Pewne rzeczy muszą nabrać tempa. Bo wtedy dopiero odsłaniają cały swój potencjał. Bo tak po prostu działa świat. Zaczęli więc nieco niemrawo, jakby byli zmęczeni, lub dopiero wrócili z dalekiej podróży.

Do czasu. Po chwili muzyka występującego w tym dniu kwartetu zagęściła się i osiągnęła niesamowitą wręcz intensywność. Grali jazz szorstko i z pazurem. Ale też łotrowskim groovem. Rytmy łamały się i zdumiewały nieprzewidywalnością, jednocześnie pozostając cały czas w bardzo wyraźnym pulsie. Falującej regularności, która sprawiała, że nawet co bardziej apatyczni ze słuchaczy nie mogli przestać podrygiwać.

Leciały iskry.

Bardzo głośno i wyraźnie brzmiał bas, który spajał większość utworów. I w czasie, kiedy pozostali muzycy odpływali gdzieś daleko w swych improwizacjach, przy pomocy chwytliwej repetycji trzymał całość w ryzach. Bo był to zespół improwizujący z fantazją, ale też szalenie zdyscyplinowany.
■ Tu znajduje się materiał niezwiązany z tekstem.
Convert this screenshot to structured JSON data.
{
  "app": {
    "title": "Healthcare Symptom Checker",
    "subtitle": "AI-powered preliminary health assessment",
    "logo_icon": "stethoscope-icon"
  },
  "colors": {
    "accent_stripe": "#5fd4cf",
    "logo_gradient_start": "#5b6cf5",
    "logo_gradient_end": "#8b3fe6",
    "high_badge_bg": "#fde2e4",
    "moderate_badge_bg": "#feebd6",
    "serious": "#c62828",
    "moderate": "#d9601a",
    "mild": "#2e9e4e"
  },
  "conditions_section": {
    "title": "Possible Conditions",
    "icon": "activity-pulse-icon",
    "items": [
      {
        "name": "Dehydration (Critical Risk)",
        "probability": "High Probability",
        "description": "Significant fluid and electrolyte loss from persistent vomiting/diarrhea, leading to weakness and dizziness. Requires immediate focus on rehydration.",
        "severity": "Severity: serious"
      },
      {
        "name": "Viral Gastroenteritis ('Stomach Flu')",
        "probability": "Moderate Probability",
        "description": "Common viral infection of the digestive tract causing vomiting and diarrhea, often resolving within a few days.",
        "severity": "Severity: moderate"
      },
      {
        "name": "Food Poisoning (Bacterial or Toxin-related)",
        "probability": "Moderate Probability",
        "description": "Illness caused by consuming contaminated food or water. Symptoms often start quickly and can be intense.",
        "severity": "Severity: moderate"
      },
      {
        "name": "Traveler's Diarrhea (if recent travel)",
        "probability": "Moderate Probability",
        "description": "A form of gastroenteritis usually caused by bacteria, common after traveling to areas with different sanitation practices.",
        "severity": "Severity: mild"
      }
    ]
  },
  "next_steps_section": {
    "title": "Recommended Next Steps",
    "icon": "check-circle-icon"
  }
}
Wychodząc z koncertu, miało się wrażenie sytości. Jak po kolacji w znakomitej restauracji. W istocie, był to jazz dla ciała, umysłu i serca. Nie pozostawiający miejsca na poczucie niedosytu.

Razem ze Stevem Colemanem tego dnia wystąpili: Jonathan Finlayson na trąbce, Sean Rickman na perkusji i Rich Brown na basie. Koncert odbył się w krakowskiej Mandze 9 maja w ramach festiwalu „Starzy i Młodzi, czyli jazz w Krakowie”.